Study on the formation mechanism of Tartary buckwheat starch-flavonoid complexes with different treatments

Abstract

The complexation of Tartary buckwheat starch with flavonoids facilitates the preparation of resistant starch. However, the research on the formation mechanism of Tartary buckwheat starch-flavonoid complexes under various treatment methods remains limited. In this study, we investigated the effects of high hydrostatic pressure treatment and heat treatment on Tartary buckwheat starch-flavonoid complexes (BSF), and explored the binding mechanisms between Tartary buckwheat starch (TBS) and flavonoids.

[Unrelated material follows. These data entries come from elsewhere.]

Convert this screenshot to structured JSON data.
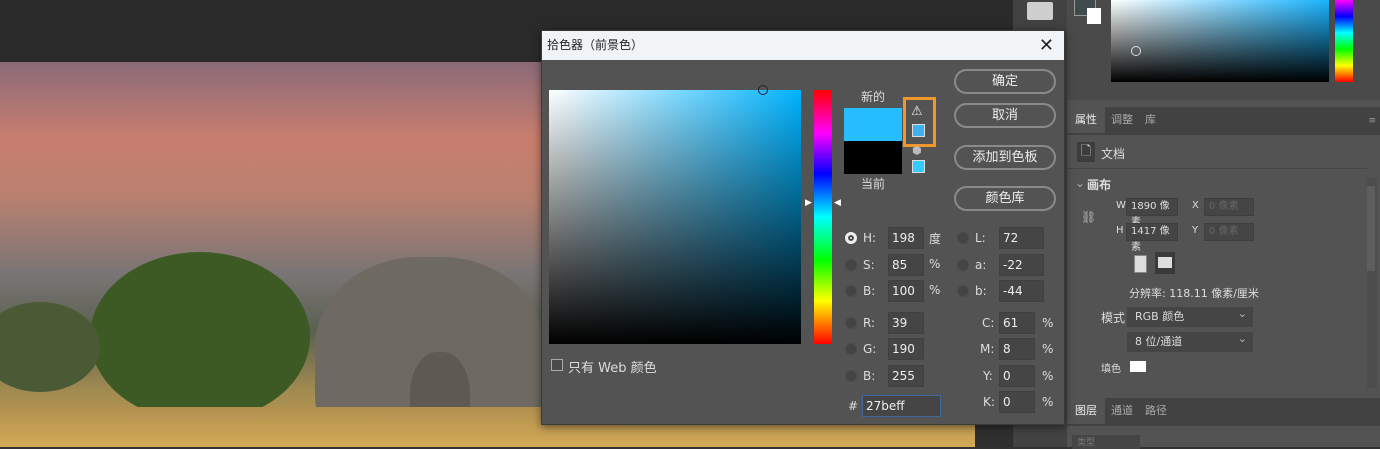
{
  "dialog": {
    "title": "拾色器（前景色）",
    "new_label": "新的",
    "current_label": "当前",
    "new_color": "#27beff",
    "current_color": "#000000",
    "buttons": {
      "ok": "确定",
      "cancel": "取消",
      "add_swatch": "添加到色板",
      "libraries": "颜色库"
    },
    "web_only": "只有 Web 颜色",
    "hsb": [
      {
        "label": "H:",
        "value": "198",
        "unit": "度",
        "selected": true
      },
      {
        "label": "S:",
        "value": "85",
        "unit": "%"
      },
      {
        "label": "B:",
        "value": "100",
        "unit": "%"
      }
    ],
    "lab": [
      {
        "label": "L:",
        "value": "72"
      },
      {
        "label": "a:",
        "value": "-22"
      },
      {
        "label": "b:",
        "value": "-44"
      }
    ],
    "rgb": [
      {
        "label": "R:",
        "value": "39"
      },
      {
        "label": "G:",
        "value": "190"
      },
      {
        "label": "B:",
        "value": "255"
      }
    ],
    "cmyk": [
      {
        "label": "C:",
        "value": "61",
        "unit": "%"
      },
      {
        "label": "M:",
        "value": "8",
        "unit": "%"
      },
      {
        "label": "Y:",
        "value": "0",
        "unit": "%"
      },
      {
        "label": "K:",
        "value": "0",
        "unit": "%"
      }
    ],
    "hex_label": "#",
    "hex": "27beff",
    "highlight_color": "#f0962a"
  },
  "properties": {
    "tabs": [
      "属性",
      "调整",
      "库"
    ],
    "doc_label": "文档",
    "section": "画布",
    "w_label": "W",
    "w_value": "1890 像素",
    "h_label": "H",
    "h_value": "1417 像素",
    "x_label": "X",
    "x_value": "0 像素",
    "y_label": "Y",
    "y_value": "0 像素",
    "resolution": "分辨率: 118.11 像素/厘米",
    "mode_label": "模式",
    "mode_value": "RGB 颜色",
    "depth_value": "8 位/通道",
    "fill_label": "填色"
  },
  "layers": {
    "tabs": [
      "图层",
      "通道",
      "路径"
    ],
    "search_placeholder": "类型"
  }
}
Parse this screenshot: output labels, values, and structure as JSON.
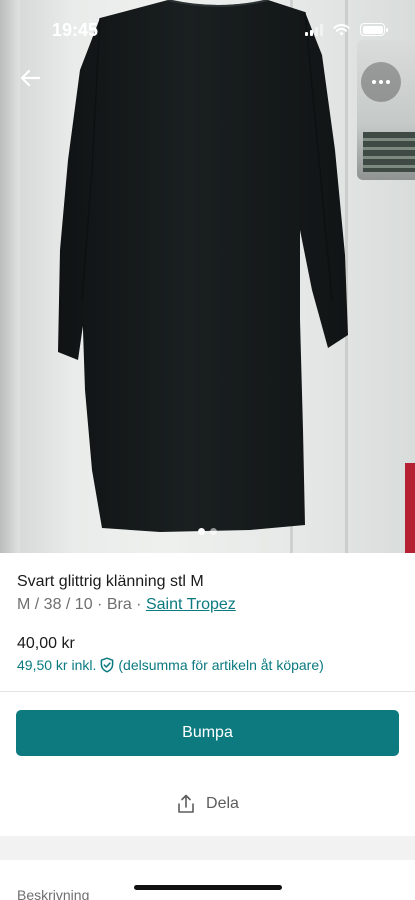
{
  "status_bar": {
    "time": "19:45"
  },
  "gallery": {
    "photo_count": 2,
    "active_index": 0,
    "photo_subject": "black dress on hanger"
  },
  "listing": {
    "title": "Svart glittrig klänning stl M",
    "meta_prefix": "M / 38 / 10 · Bra · ",
    "brand": "Saint Tropez",
    "price": "40,00 kr",
    "price_incl_amount": "49,50 kr inkl.",
    "price_incl_note": "(delsumma för artikeln åt köpare)"
  },
  "actions": {
    "bump_label": "Bumpa",
    "share_label": "Dela"
  },
  "sections": {
    "description_label": "Beskrivning"
  },
  "colors": {
    "accent": "#0d7a80",
    "dress": "#15191a"
  },
  "icons": [
    "back-arrow-icon",
    "more-options-icon",
    "shield-check-icon",
    "share-icon",
    "wifi-icon",
    "signal-icon",
    "battery-icon"
  ]
}
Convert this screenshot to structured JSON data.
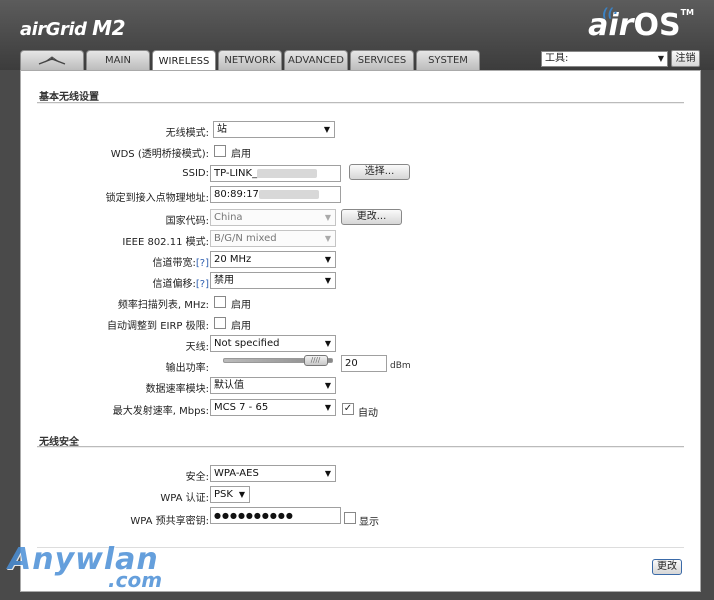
{
  "app": {
    "product_logo": "airGrid M2",
    "product_logo_main": "airGrid ",
    "product_logo_model": "M2",
    "brand_air": "air",
    "brand_os": "OS",
    "brand_tm": "TM"
  },
  "tabs": [
    {
      "label": "",
      "icon": "ubiquiti-antenna-icon"
    },
    {
      "label": "MAIN"
    },
    {
      "label": "WIRELESS",
      "active": true
    },
    {
      "label": "NETWORK"
    },
    {
      "label": "ADVANCED"
    },
    {
      "label": "SERVICES"
    },
    {
      "label": "SYSTEM"
    }
  ],
  "toolbar": {
    "tools_value": "工具:",
    "logout_label": "注销"
  },
  "basic": {
    "section_title": "基本无线设置",
    "wireless_mode_label": "无线模式:",
    "wireless_mode_value": "站",
    "wds_label": "WDS (透明桥接模式):",
    "wds_check_label": "启用",
    "ssid_label": "SSID:",
    "ssid_value": "TP-LINK_",
    "select_button": "选择...",
    "lock_ap_label": "锁定到接入点物理地址:",
    "lock_ap_value": "80:89:17",
    "country_label": "国家代码:",
    "country_value": "China",
    "change_button": "更改...",
    "ieee_label": "IEEE 802.11 模式:",
    "ieee_value": "B/G/N mixed",
    "channel_width_label": "信道带宽:",
    "channel_width_help": "[?]",
    "channel_width_value": "20 MHz",
    "channel_shift_label": "信道偏移:",
    "channel_shift_help": "[?]",
    "channel_shift_value": "禁用",
    "scan_list_label": "频率扫描列表, MHz:",
    "scan_list_check_label": "启用",
    "eirp_label": "自动调整到 EIRP 极限:",
    "eirp_check_label": "启用",
    "antenna_label": "天线:",
    "antenna_value": "Not specified",
    "output_power_label": "输出功率:",
    "output_power_value": "20",
    "output_power_unit": "dBm",
    "output_power_level": 0.95,
    "rate_module_label": "数据速率模块:",
    "rate_module_value": "默认值",
    "max_rate_label": "最大发射速率, Mbps:",
    "max_rate_value": "MCS 7 - 65",
    "auto_label": "自动",
    "auto_checked": true
  },
  "security": {
    "section_title": "无线安全",
    "security_label": "安全:",
    "security_value": "WPA-AES",
    "wpa_auth_label": "WPA 认证:",
    "wpa_auth_value": "PSK",
    "psk_label": "WPA 预共享密钥:",
    "psk_value": "●●●●●●●●●●",
    "show_label": "显示"
  },
  "footer": {
    "change_button": "更改"
  },
  "watermark": {
    "main": "Anywlan",
    "domain": ".com"
  }
}
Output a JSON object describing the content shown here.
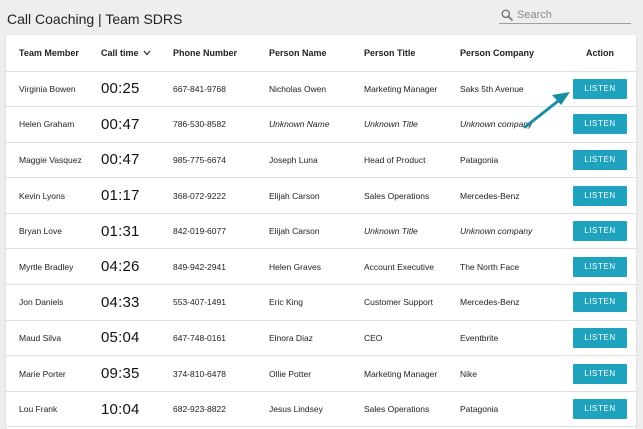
{
  "app": {
    "title": "Call Coaching | Team SDRS"
  },
  "search": {
    "placeholder": "Search",
    "icon": "search-icon"
  },
  "table": {
    "columns": {
      "member": "Team Member",
      "time": "Call time",
      "phone": "Phone Number",
      "person_name": "Person Name",
      "person_title": "Person Title",
      "person_company": "Person Company",
      "action": "Action"
    },
    "sort_icon": "chevron-down-icon",
    "rows": [
      {
        "member": "Virginia Bowen",
        "time": "00:25",
        "phone": "667-841-9768",
        "name": "Nicholas Owen",
        "title": "Marketing Manager",
        "company": "Saks 5th Avenue",
        "action": "LISTEN"
      },
      {
        "member": "Helen Graham",
        "time": "00:47",
        "phone": "786-530-8582",
        "name": "Unknown Name",
        "title": "Unknown Title",
        "company": "Unknown company",
        "action": "LISTEN"
      },
      {
        "member": "Maggie Vasquez",
        "time": "00:47",
        "phone": "985-775-6674",
        "name": "Joseph Luna",
        "title": "Head of Product",
        "company": "Patagonia",
        "action": "LISTEN"
      },
      {
        "member": "Kevin Lyons",
        "time": "01:17",
        "phone": "368-072-9222",
        "name": "Elijah Carson",
        "title": "Sales Operations",
        "company": "Mercedes-Benz",
        "action": "LISTEN"
      },
      {
        "member": "Bryan Love",
        "time": "01:31",
        "phone": "842-019-6077",
        "name": "Elijah Carson",
        "title": "Unknown Title",
        "company": "Unknown company",
        "action": "LISTEN"
      },
      {
        "member": "Myrtle Bradley",
        "time": "04:26",
        "phone": "849-942-2941",
        "name": "Helen Graves",
        "title": "Account Executive",
        "company": "The North Face",
        "action": "LISTEN"
      },
      {
        "member": "Jon Daniels",
        "time": "04:33",
        "phone": "553-407-1491",
        "name": "Eric King",
        "title": "Customer Support",
        "company": "Mercedes-Benz",
        "action": "LISTEN"
      },
      {
        "member": "Maud Silva",
        "time": "05:04",
        "phone": "647-748-0161",
        "name": "Elnora Diaz",
        "title": "CEO",
        "company": "Eventbrite",
        "action": "LISTEN"
      },
      {
        "member": "Marie Porter",
        "time": "09:35",
        "phone": "374-810-6478",
        "name": "Ollie Potter",
        "title": "Marketing Manager",
        "company": "Nike",
        "action": "LISTEN"
      },
      {
        "member": "Lou Frank",
        "time": "10:04",
        "phone": "682-923-8822",
        "name": "Jesus Lindsey",
        "title": "Sales Operations",
        "company": "Patagonia",
        "action": "LISTEN"
      }
    ]
  },
  "colors": {
    "accent": "#1ea2bd",
    "arrow": "#1a8ea1",
    "background": "#eeeeee"
  }
}
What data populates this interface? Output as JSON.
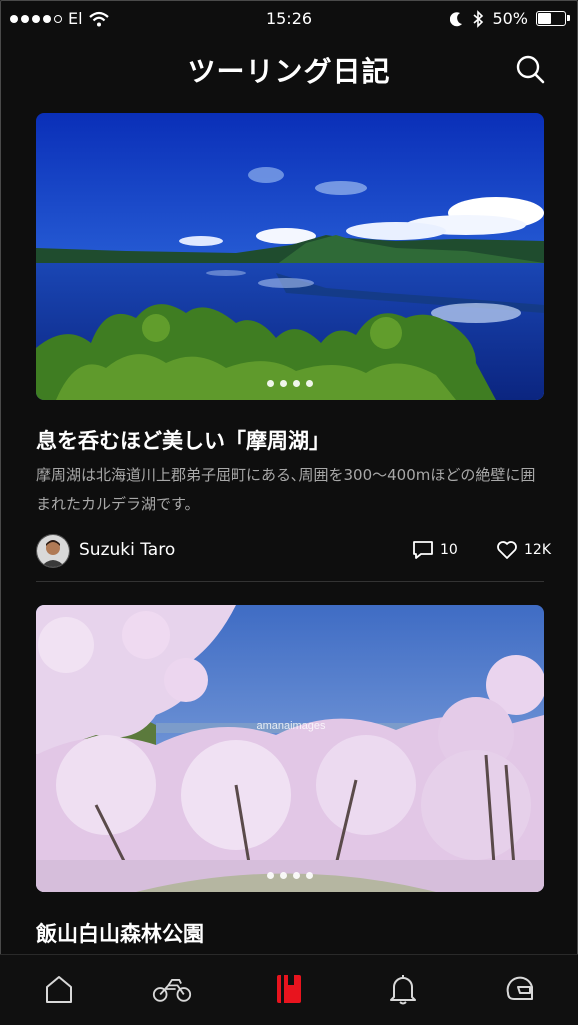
{
  "status_bar": {
    "carrier": "El",
    "time": "15:26",
    "battery": "50%"
  },
  "header": {
    "title": "ツーリング日記"
  },
  "posts": [
    {
      "title": "息を呑むほど美しい「摩周湖」",
      "description": "摩周湖は北海道川上郡弟子屈町にある､周囲を300〜400mほどの絶壁に囲まれたカルデラ湖です。",
      "author": "Suzuki Taro",
      "comments": "10",
      "likes": "12K"
    },
    {
      "title": "飯山白山森林公園",
      "watermark": "amanaimages"
    }
  ],
  "tabs": [
    "home",
    "motorcycle",
    "diary",
    "notifications",
    "helmet"
  ],
  "colors": {
    "accent": "#e8141e",
    "background": "#0e0e0e",
    "muted_text": "#a8a8a8"
  }
}
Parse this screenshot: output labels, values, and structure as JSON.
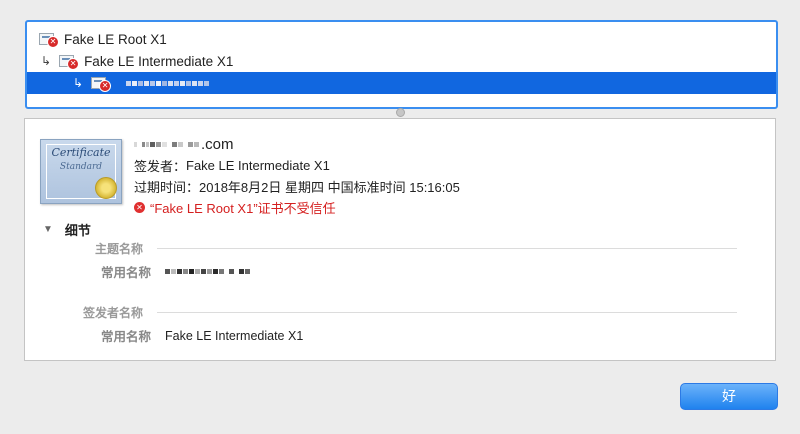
{
  "chain": {
    "items": [
      {
        "name": "Fake LE Root X1",
        "arrow": ""
      },
      {
        "name": "Fake LE Intermediate X1",
        "arrow": "↳"
      },
      {
        "name": "",
        "arrow": "↳"
      }
    ]
  },
  "detail": {
    "domain_suffix": ".com",
    "issuer_label": "签发者：",
    "issuer_value": "Fake LE Intermediate X1",
    "expiry_label": "过期时间：",
    "expiry_value": "2018年8月2日 星期四 中国标准时间 15:16:05",
    "trust_error": "“Fake LE Root X1”证书不受信任",
    "details_section": "细节",
    "subject_group": "主题名称",
    "issuer_group": "签发者名称",
    "common_name_label": "常用名称",
    "issuer_common_name": "Fake LE Intermediate X1",
    "certificate_art_title": "Certificate",
    "certificate_art_subtitle": "Standard"
  },
  "buttons": {
    "ok": "好"
  },
  "colors": {
    "selection": "#1167e0",
    "focus_ring": "#3a8ef0",
    "error": "#d52020",
    "button": "#1f82ee"
  }
}
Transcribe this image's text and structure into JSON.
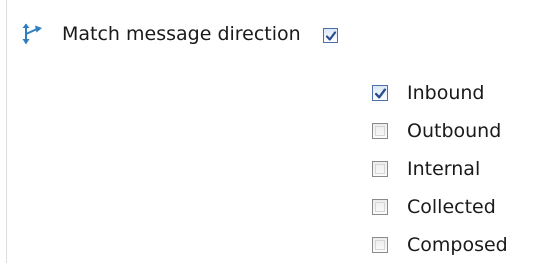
{
  "match_direction": {
    "label": "Match message direction",
    "checked": true,
    "icon": "direction-arrows-icon",
    "icon_color": "#2f7ec1"
  },
  "directions": [
    {
      "label": "Inbound",
      "checked": true
    },
    {
      "label": "Outbound",
      "checked": false
    },
    {
      "label": "Internal",
      "checked": false
    },
    {
      "label": "Collected",
      "checked": false
    },
    {
      "label": "Composed",
      "checked": false
    }
  ]
}
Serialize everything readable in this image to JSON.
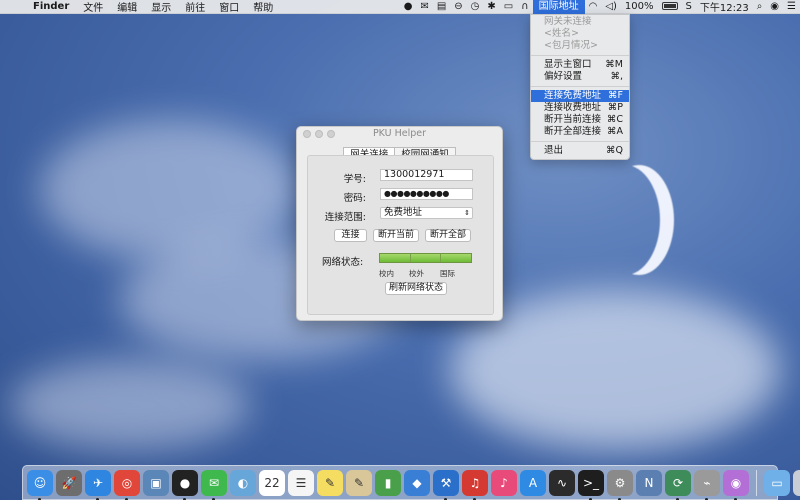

The results demonstrated that the degree and type of BSF were significantly altered under different treatments. UV and fluorescence spectra analysis revealed that the binding mechanism of starch and flavonoids differed under high hydrostatic pressure (HHP) treatment compared to heat treatment. Interaction force studies indicated that in the HT complex, starch and flavonoids were primarily bonded via hydrogen bonds, whereas in the HHP treated complex, bonding occurred through both hydrogen bonds and hydrophobic interactions. The conformational changes, solubility, interaction energy, solvation free energy, and binding free energy of the complexes were systematically investigated using molecular dynamics simulations. High hydrostatic pressure facilitates complex formation through hydrogen bonding and hydrophobic interactions, with 400 MPa HHP exhibiting the highest binding energy (−49.93 kcal/mol). Heat treatment promotes complex formation predominantly through hydrogen bonding but with lower binding energy (−37.47 kcal/mol). Overall, HHP enables flavonoids to enter the starch spiral cavity, resulting in a more compact structure, while heat treatment induces starch despiralization of starch, thereby increasing the binding sites available for flavonoids.